キャンプの時から温めていた「3番・森下」
半年前から構想を抱いていた“理想の3番”が輝きを放ち始めた。7月30日のカープ戦。6回にタイガースの森下翔太が懸けたアーチには価値があった。
左翼スタンドに飛び込む今季3号2ラン。1-1の同点に追いつかれた直後、尻上がりに調子を上げていた相手先発・大瀬良大地から放った。
この一本が決勝打となり、チームも1ゲーム差の2位で迎えた首位攻防戦に2勝1分で勝ち越し。1ゲーム差をつけて首位を奪い返した。
「昨日から真っすぐ系統に詰まるのが(自分の中で)引っかかっていた。はじき返せるように修正したのが良かった」
ボールを左目で見るように意識して体の開きを止めるなど、限られた準備期間で微調整して響かせた快音だった。
近本光司が右肋骨骨折で離脱してからは1番を任されることが多かったが、7月25日のジャイアンツ戦からは3番を任されている。
助っ人のシェルドン・ノイジーの不振もあるものの「3番・森下」は岡田彰布監督が就任当初から温めていたプランだった。
キャリア初の4安打・3打点でヒーローになった7月28日のカープ戦後、指揮官は「(3番・森下は)いやいや、プランもくそも、そんなん一番考えてたんはキャンプ。そんなのは。半年経ってやっと実現したなと、(ヘッドコーチの)平田と話しとったよ」と満足げにうなずいた。
チームにとっても森下にとっても勝負の夏場
遡ること半年前の2月。故障で二軍スタートもアグレッシブに強振でき、逆方向にも長打が打てるルーキーの潜在能力を高く評価した岡田監督は、1年目から森下を3番で起用して、大山悠輔・佐藤輝明との“生え抜きドラフト1位トリオ”での中軸形成を思い描いていた。

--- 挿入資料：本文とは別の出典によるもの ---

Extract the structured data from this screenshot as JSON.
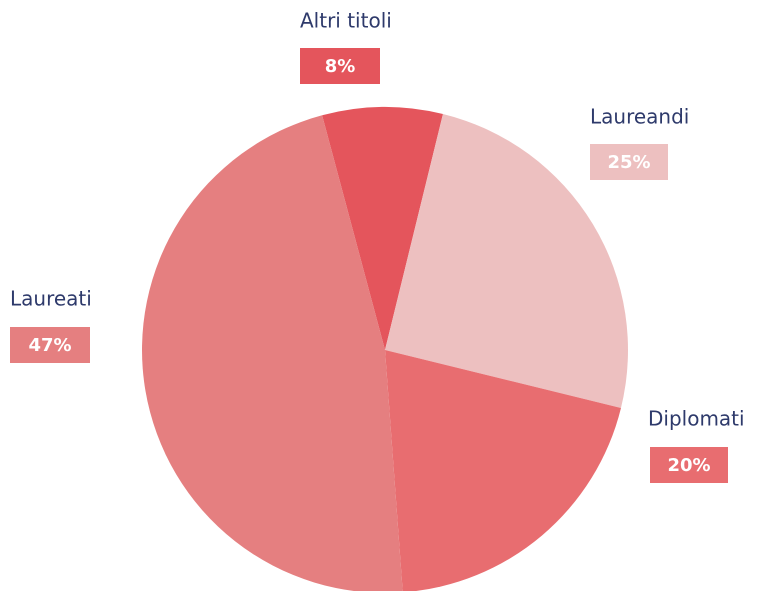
{
  "chart_data": {
    "type": "pie",
    "categories": [
      "Altri titoli",
      "Laureandi",
      "Diplomati",
      "Laureati"
    ],
    "values": [
      8,
      25,
      20,
      47
    ],
    "value_labels": [
      "8%",
      "25%",
      "20%",
      "47%"
    ],
    "colors": [
      "#e4555c",
      "#edc0c0",
      "#e86d70",
      "#e57f80"
    ]
  }
}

開幕当初はプロの壁にぶつかり、2度の二軍降格も経験しながら適応してきたルーキーがようやく収まるところに収まり、首位のチームに勢いを生んでいる。
8月1日のドラゴンズ戦でも、東海大相模高で3学年上の先輩だった小笠原慎之介から勝ち越し適時打を含む2安打をマーク。自身2度目の猛打賞を記録した。優勝へ向けての大きな分岐点となりそうな夏の長期ロード初戦で、10得点の快勝に導く立役者になった。
この試合後、岡田監督は再び「3番・森下」に言及している。
「いや、もう普通やで。別に打ったからどう、あかんかったからどうっていう段階じゃないやろ。もうずっと3番で行かせるつもりやから」。
その言葉は、背番号1が自らの力でポジションを勝ち取ったことの証だった。
“アレ”を目指す戦いはこれから佳境に入る。
同時に、背番号1の真価も問われる。